Yes, you can buy a laminated "Obama's Oahu" driving map and plot a walking tour of Makiki, the president's middle-class, unassuming boyhood neighborhood, on the local website Obamasneighborhood.com. Honolulu's Aqua Hotels & Resorts offer a new "Obama-rama" package that includes discounted rates, rental car and a copy of the book The Dream Begins — How Hawaii Shaped Barack Obama. An "Obama Surfs" T-shirt is a top seller at Oahu-based Crazy Shirts outlets, and owners of Kona Joe Coffee on the Big Island of Hawaii have created a blend of Hawaiian, Indonesian and Kenyan coffees called "Barack O Blend."

If Berger's fledgling tour operation is any indication, however, Obama-mania is more muted in the Aloha State than in other destinations trying to capitalize on their connections to the new president.
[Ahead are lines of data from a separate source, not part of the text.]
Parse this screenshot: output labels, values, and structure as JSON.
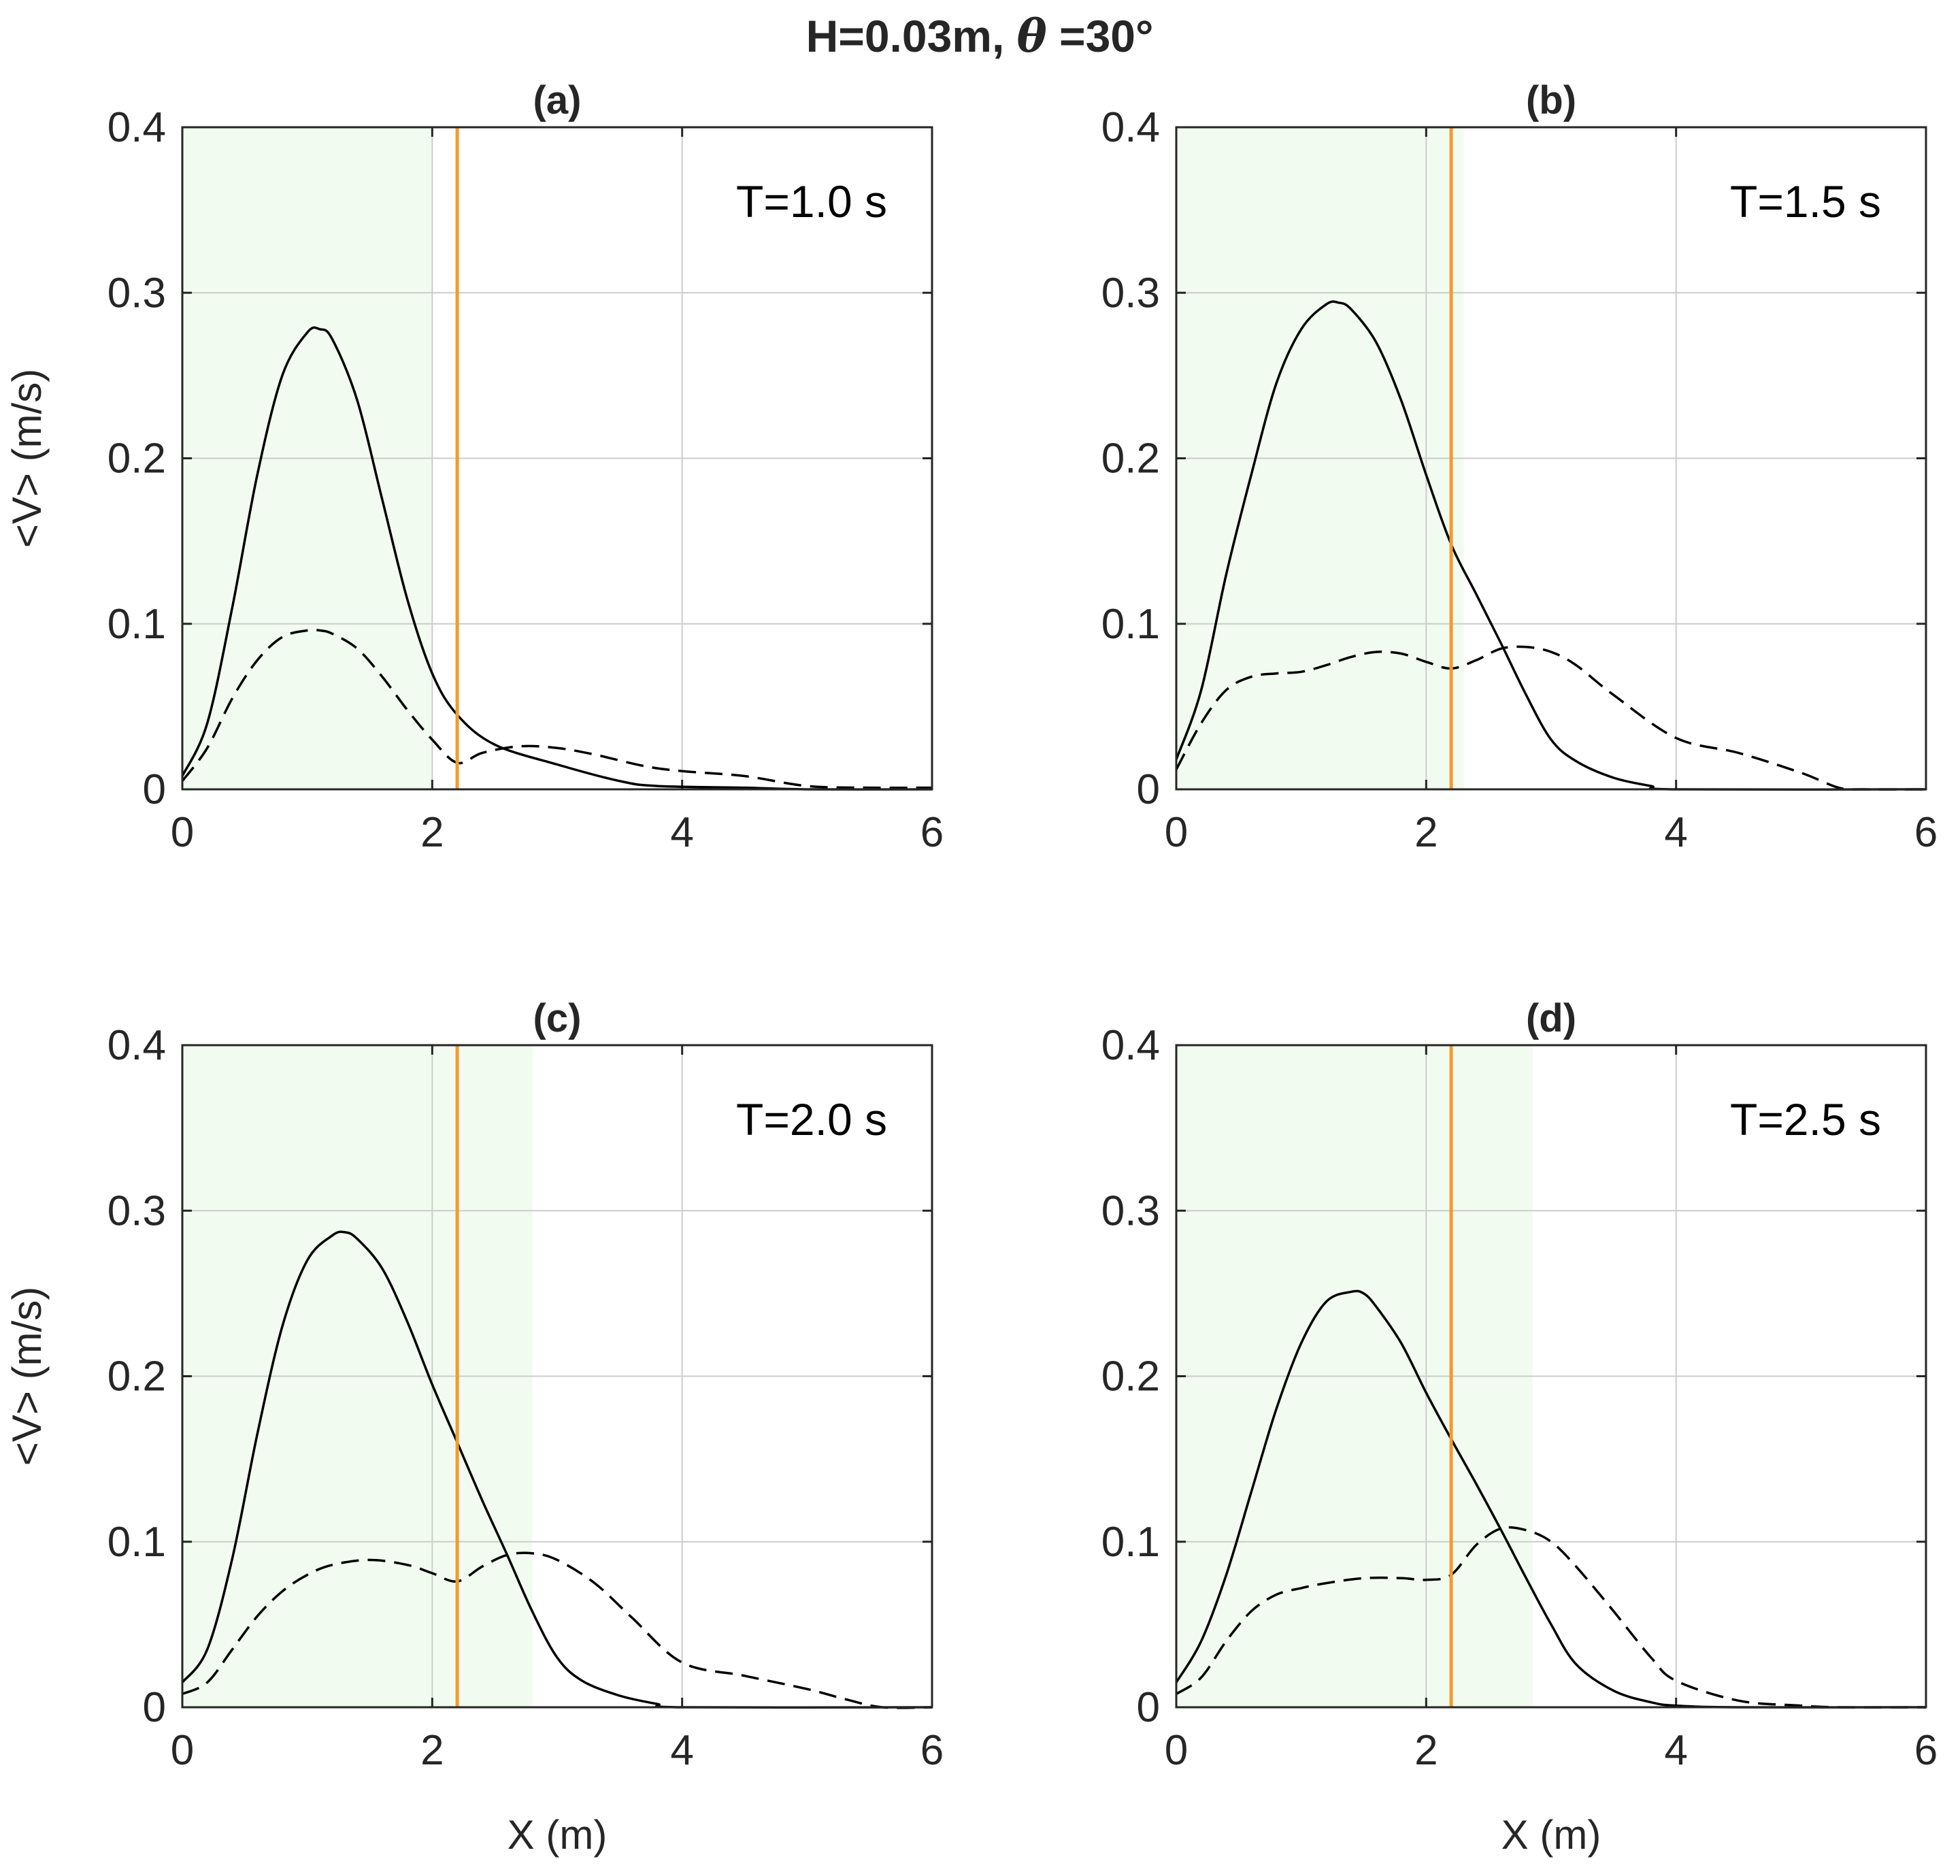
{
  "figure": {
    "suptitle_left": "H=0.03m, ",
    "suptitle_theta": "θ",
    "suptitle_right": " =30°"
  },
  "chart_data": [
    {
      "type": "line",
      "title": "(a)",
      "annotation": "T=1.0 s",
      "xlabel": "",
      "ylabel": "<V> (m/s)",
      "xlim": [
        0,
        6
      ],
      "ylim": [
        0,
        0.4
      ],
      "xticks": [
        "0",
        "2",
        "4",
        "6"
      ],
      "yticks": [
        "0",
        "0.1",
        "0.2",
        "0.3",
        "0.4"
      ],
      "grid": true,
      "shaded_region": [
        0,
        2.0
      ],
      "vertical_line_x": 2.2,
      "series": [
        {
          "style": "solid",
          "color": "#000000",
          "x": [
            0,
            0.2,
            0.4,
            0.6,
            0.8,
            1.0,
            1.1,
            1.2,
            1.4,
            1.6,
            1.8,
            2.0,
            2.2,
            2.5,
            3.0,
            3.5,
            3.8,
            4.5,
            5.0,
            6.0
          ],
          "y": [
            0.008,
            0.04,
            0.11,
            0.19,
            0.25,
            0.276,
            0.278,
            0.272,
            0.235,
            0.175,
            0.115,
            0.07,
            0.045,
            0.027,
            0.015,
            0.005,
            0.002,
            0.001,
            0,
            0
          ]
        },
        {
          "style": "dashed",
          "color": "#000000",
          "x": [
            0,
            0.2,
            0.4,
            0.6,
            0.8,
            1.0,
            1.1,
            1.2,
            1.4,
            1.6,
            1.8,
            2.0,
            2.2,
            2.4,
            2.7,
            3.0,
            3.3,
            3.7,
            4.0,
            4.5,
            5.0,
            5.5,
            6.0
          ],
          "y": [
            0.005,
            0.025,
            0.055,
            0.078,
            0.092,
            0.096,
            0.096,
            0.094,
            0.085,
            0.068,
            0.048,
            0.03,
            0.016,
            0.022,
            0.026,
            0.025,
            0.021,
            0.014,
            0.011,
            0.008,
            0.002,
            0.001,
            0.001
          ]
        }
      ]
    },
    {
      "type": "line",
      "title": "(b)",
      "annotation": "T=1.5 s",
      "xlabel": "",
      "ylabel": "",
      "xlim": [
        0,
        6
      ],
      "ylim": [
        0,
        0.4
      ],
      "xticks": [
        "0",
        "2",
        "4",
        "6"
      ],
      "yticks": [
        "0",
        "0.1",
        "0.2",
        "0.3",
        "0.4"
      ],
      "grid": true,
      "shaded_region": [
        0,
        2.3
      ],
      "vertical_line_x": 2.2,
      "series": [
        {
          "style": "solid",
          "color": "#000000",
          "x": [
            0,
            0.2,
            0.4,
            0.6,
            0.8,
            1.0,
            1.2,
            1.3,
            1.4,
            1.6,
            1.8,
            2.0,
            2.2,
            2.4,
            2.6,
            2.8,
            3.0,
            3.2,
            3.5,
            3.8,
            4.0,
            6.0
          ],
          "y": [
            0.018,
            0.06,
            0.13,
            0.19,
            0.245,
            0.278,
            0.293,
            0.294,
            0.29,
            0.27,
            0.235,
            0.19,
            0.148,
            0.118,
            0.088,
            0.057,
            0.03,
            0.017,
            0.007,
            0.002,
            0,
            0
          ]
        },
        {
          "style": "dashed",
          "color": "#000000",
          "x": [
            0,
            0.2,
            0.4,
            0.6,
            0.8,
            1.0,
            1.2,
            1.4,
            1.6,
            1.8,
            2.0,
            2.2,
            2.4,
            2.6,
            2.8,
            3.0,
            3.2,
            3.5,
            4.0,
            4.5,
            5.0,
            5.3,
            5.5,
            6.0
          ],
          "y": [
            0.012,
            0.04,
            0.06,
            0.068,
            0.07,
            0.071,
            0.075,
            0.08,
            0.083,
            0.082,
            0.077,
            0.073,
            0.078,
            0.085,
            0.086,
            0.083,
            0.075,
            0.057,
            0.031,
            0.022,
            0.01,
            0.001,
            0,
            0
          ]
        }
      ]
    },
    {
      "type": "line",
      "title": "(c)",
      "annotation": "T=2.0 s",
      "xlabel": "X (m)",
      "ylabel": "<V> (m/s)",
      "xlim": [
        0,
        6
      ],
      "ylim": [
        0,
        0.4
      ],
      "xticks": [
        "0",
        "2",
        "4",
        "6"
      ],
      "yticks": [
        "0",
        "0.1",
        "0.2",
        "0.3",
        "0.4"
      ],
      "grid": true,
      "shaded_region": [
        0,
        2.8
      ],
      "vertical_line_x": 2.2,
      "series": [
        {
          "style": "solid",
          "color": "#000000",
          "x": [
            0,
            0.2,
            0.4,
            0.6,
            0.8,
            1.0,
            1.2,
            1.3,
            1.4,
            1.6,
            1.8,
            2.0,
            2.2,
            2.4,
            2.6,
            2.8,
            3.0,
            3.2,
            3.5,
            3.8,
            4.0,
            6.0
          ],
          "y": [
            0.015,
            0.035,
            0.09,
            0.165,
            0.23,
            0.27,
            0.285,
            0.287,
            0.283,
            0.265,
            0.233,
            0.195,
            0.16,
            0.125,
            0.092,
            0.058,
            0.03,
            0.016,
            0.007,
            0.002,
            0,
            0
          ]
        },
        {
          "style": "dashed",
          "color": "#000000",
          "x": [
            0,
            0.2,
            0.4,
            0.6,
            0.8,
            1.0,
            1.2,
            1.5,
            1.8,
            2.0,
            2.2,
            2.4,
            2.6,
            2.8,
            3.0,
            3.3,
            3.6,
            4.0,
            4.5,
            5.0,
            5.3,
            5.6,
            6.0
          ],
          "y": [
            0.008,
            0.015,
            0.035,
            0.055,
            0.07,
            0.08,
            0.086,
            0.089,
            0.086,
            0.081,
            0.076,
            0.085,
            0.092,
            0.093,
            0.089,
            0.075,
            0.054,
            0.027,
            0.019,
            0.011,
            0.005,
            0,
            0
          ]
        }
      ]
    },
    {
      "type": "line",
      "title": "(d)",
      "annotation": "T=2.5 s",
      "xlabel": "X (m)",
      "ylabel": "",
      "xlim": [
        0,
        6
      ],
      "ylim": [
        0,
        0.4
      ],
      "xticks": [
        "0",
        "2",
        "4",
        "6"
      ],
      "yticks": [
        "0",
        "0.1",
        "0.2",
        "0.3",
        "0.4"
      ],
      "grid": true,
      "shaded_region": [
        0,
        2.85
      ],
      "vertical_line_x": 2.2,
      "series": [
        {
          "style": "solid",
          "color": "#000000",
          "x": [
            0,
            0.2,
            0.4,
            0.6,
            0.8,
            1.0,
            1.2,
            1.4,
            1.5,
            1.6,
            1.8,
            2.0,
            2.2,
            2.4,
            2.6,
            2.8,
            3.0,
            3.2,
            3.5,
            3.8,
            4.0,
            4.5,
            6.0
          ],
          "y": [
            0.015,
            0.04,
            0.08,
            0.13,
            0.18,
            0.22,
            0.245,
            0.251,
            0.25,
            0.242,
            0.22,
            0.19,
            0.162,
            0.135,
            0.107,
            0.078,
            0.05,
            0.026,
            0.01,
            0.003,
            0.001,
            0,
            0
          ]
        },
        {
          "style": "dashed",
          "color": "#000000",
          "x": [
            0,
            0.2,
            0.4,
            0.6,
            0.8,
            1.0,
            1.2,
            1.5,
            1.8,
            2.0,
            2.2,
            2.4,
            2.6,
            2.8,
            3.0,
            3.2,
            3.5,
            3.8,
            4.0,
            4.5,
            5.0,
            5.3,
            6.0
          ],
          "y": [
            0.008,
            0.018,
            0.04,
            0.058,
            0.068,
            0.072,
            0.075,
            0.078,
            0.078,
            0.077,
            0.08,
            0.098,
            0.108,
            0.107,
            0.1,
            0.085,
            0.058,
            0.03,
            0.016,
            0.004,
            0.001,
            0,
            0
          ]
        }
      ]
    }
  ]
}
He still sells a $40, Obama-themed trip that includes a drive past Hanauma Bay, a marine preserve where Obama took his daughters snorkeling last summer, and Sandy Beach, Obama's old surfing hangout. But soft bookings prompted Berger to offer a shorter, $5 "highlights" version that's limited to central Honolulu.

Two miles northwest of Waikiki, tourists have started venturing into Obama's former stomping grounds of Makiki, which ObamasNeighborhood.com's Rob Kay describes as an "urban mixed bag of modest bungalows, 1960s cinderblock walk-up apartments and churches of every stripe." But the area's notoriety hasn't translated to a bonanza of business at the Baskin-Robbins outlet where a teenage "Barry" scooped ice cream, and manager Sherill Fernandez says a "Whirl of Change" flavor — discontinued after the election — wasn't a big seller.

A half hour's drive from Waikiki on the windward side of Oahu, the Ololama Golf Links in Waimanalo is a low-key public course where the clientele is 90% local and club coordinator Leo Ho says "everybody is treated like ohana (family)" — including longtime customer Obama.

A smattering of vacationers have dropped by since the presidential duffer played there last summer and over the Christmas holidays, but they weren't greeted by any signed photos or Obama-themed tees.

"We didn't fawn over him," Ho says, "and we never even thought about trying to make money off of him."

Adds Jason Sivill, band leader at the president's Honolulu alma mater, the elite Punahou School: "You don't see people on the corner selling Obama dolls, because the culture here is much less obsessive about celebrities. I think that's one of the reasons he likes to come back."

But if Hawaii becomes the next Crawford, locals' nonchalance and sense of ohana won't be the only presidential lures. Notes blogger Alex Salkever of Hawaiirama.com, Obama's old neighborhood "is not what most visitors would fly 3,000 miles across the Pacific to see."

"Even now," Obama writes in his 1995 memoir Dreams From My Father, "I can retrace the first steps I took as a child and be stunned by the beauty of the islands. The trembling blue plane of the Pacific. The moss-covered cliffs and the cool rush of Manoa Falls. The North Shore's thunderous waves, crumbling as if in a slow-motion reel. The shadows off Pali's peaks; the sultry, scented air."